Unlock the vault to pass the level!
// SPDX-License-Identifier: MIT
pragma solidity ^0.8.0;
contract Vault {
bool public locked;
bytes32 private password;
constructor(bytes32 _password) {
locked = true;
password = _password;
}
function unlock(bytes32 _password) public {
if (password == _password) {
locked = false;
}
}
}Upon construction, locked is set to true, and a random bytes32 password is generated. The unlock function can be called to set locked to false if the password is correct (which is impossible without knowning the actual password, since we cannot brute force the password easily).
The vulnerability is that the password is not actually private as it claims to be. I have read a nice article about accessing private data in smart contracts. I will do a quick summary here for learning purposes.

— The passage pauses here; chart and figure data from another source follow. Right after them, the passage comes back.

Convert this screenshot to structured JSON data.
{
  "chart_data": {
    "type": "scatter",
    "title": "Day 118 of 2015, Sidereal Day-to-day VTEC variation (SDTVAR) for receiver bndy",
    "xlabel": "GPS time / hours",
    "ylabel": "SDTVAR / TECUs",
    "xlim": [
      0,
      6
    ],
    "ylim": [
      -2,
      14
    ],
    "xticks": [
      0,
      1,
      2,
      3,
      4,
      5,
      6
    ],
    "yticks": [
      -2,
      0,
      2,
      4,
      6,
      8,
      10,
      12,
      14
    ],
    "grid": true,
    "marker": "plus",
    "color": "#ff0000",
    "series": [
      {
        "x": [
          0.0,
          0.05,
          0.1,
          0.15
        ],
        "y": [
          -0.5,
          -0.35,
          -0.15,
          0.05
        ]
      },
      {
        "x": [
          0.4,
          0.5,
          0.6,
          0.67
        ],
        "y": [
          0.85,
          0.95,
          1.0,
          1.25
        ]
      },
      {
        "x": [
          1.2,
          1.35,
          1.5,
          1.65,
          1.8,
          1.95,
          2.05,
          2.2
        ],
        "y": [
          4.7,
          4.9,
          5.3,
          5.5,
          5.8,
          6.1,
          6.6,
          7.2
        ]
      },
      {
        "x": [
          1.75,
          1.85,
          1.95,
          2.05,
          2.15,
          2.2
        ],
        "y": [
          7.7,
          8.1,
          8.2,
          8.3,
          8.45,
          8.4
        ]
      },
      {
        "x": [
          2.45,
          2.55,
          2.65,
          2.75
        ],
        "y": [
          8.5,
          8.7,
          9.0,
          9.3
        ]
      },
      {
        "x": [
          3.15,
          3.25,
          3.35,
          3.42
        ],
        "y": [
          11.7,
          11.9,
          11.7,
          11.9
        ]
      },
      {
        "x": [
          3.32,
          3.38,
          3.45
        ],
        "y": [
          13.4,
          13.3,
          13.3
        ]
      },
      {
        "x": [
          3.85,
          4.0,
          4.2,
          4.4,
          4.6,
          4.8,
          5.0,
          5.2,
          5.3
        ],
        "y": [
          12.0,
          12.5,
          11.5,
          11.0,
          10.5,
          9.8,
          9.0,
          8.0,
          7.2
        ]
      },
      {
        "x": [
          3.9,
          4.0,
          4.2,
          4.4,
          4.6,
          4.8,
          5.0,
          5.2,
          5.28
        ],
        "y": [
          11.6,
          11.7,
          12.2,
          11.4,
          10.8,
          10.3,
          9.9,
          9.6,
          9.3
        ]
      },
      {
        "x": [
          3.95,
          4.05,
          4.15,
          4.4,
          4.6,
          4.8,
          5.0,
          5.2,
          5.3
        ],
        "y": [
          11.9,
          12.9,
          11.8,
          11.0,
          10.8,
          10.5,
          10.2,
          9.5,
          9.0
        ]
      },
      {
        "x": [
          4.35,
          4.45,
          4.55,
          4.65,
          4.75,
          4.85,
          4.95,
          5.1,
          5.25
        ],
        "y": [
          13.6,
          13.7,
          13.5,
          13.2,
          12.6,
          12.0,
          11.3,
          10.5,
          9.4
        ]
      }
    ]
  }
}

- State Variable Visibility
public: the variable can be accessed by any contract or external account.private: the variable can only be accessed by the contract that defines it.internal: the variable can only be accessed by the contract that defines it, and by contracts that inherit from it.
- Storage layout in EVM
The EVM stores smart contract state variables in the order that they were declared in slots on the blockchain. The default value of each slot is always 0. Each memory slot can hold up to 32 bytes of data.
Similar to how C++ struct handles memory, the EVM will try to pack variables into the same slot if possible. If two or more variables fit into a single 32-byte slot, they are packed into the same slot, beginning on the right.
Now, you can access a private variable by
- Get the slot you want to access, e.g. slot 1
- Use any library (e.g.
ethers.js) to read the memory slots of the contract on the blockchain. e.g.await ethers.provider.getStorageAt(contract_address, 1); - Decode the returned hex encoded value to get the value of the private variable.
In Devtool,
> await web3.eth.getStorageAt(await contract.address, 0)
'0x0000000000000000000000000000000000000000000000000000000000000001' # locked = true
> await web3.eth.getStorageAt(await contract.address, 1)
'0x412076657279207374726f6e67207365637265742070617373776f7264203a29' # passwordDecode the hex gives password A very strong secret password :). Now we just call unlock with this password. Note that bytes32 can be passed as hex, so you don't really need to actually see the plaintext password :)
> await contract.unlock('0x412076657279207374726f6e67207365637265742070617373776f7264203a29');
{tx: '0x42808f7a2b97bae94fb60ab7d711fb466ec3ab7023a67a3297f71a1aa843c8cb', receipt: {…}, logs: Array(0)}Finally, submit the instance to pass the level.
It's important to remember that marking a variable as private only prevents other contracts from accessing it. State variables marked as private and local variables are still publicly accessible.
To ensure that data is private, it needs to be encrypted before being put onto the blockchain. In this scenario, the decryption key should never be sent on-chain, as it will then be visible to anyone who looks for it.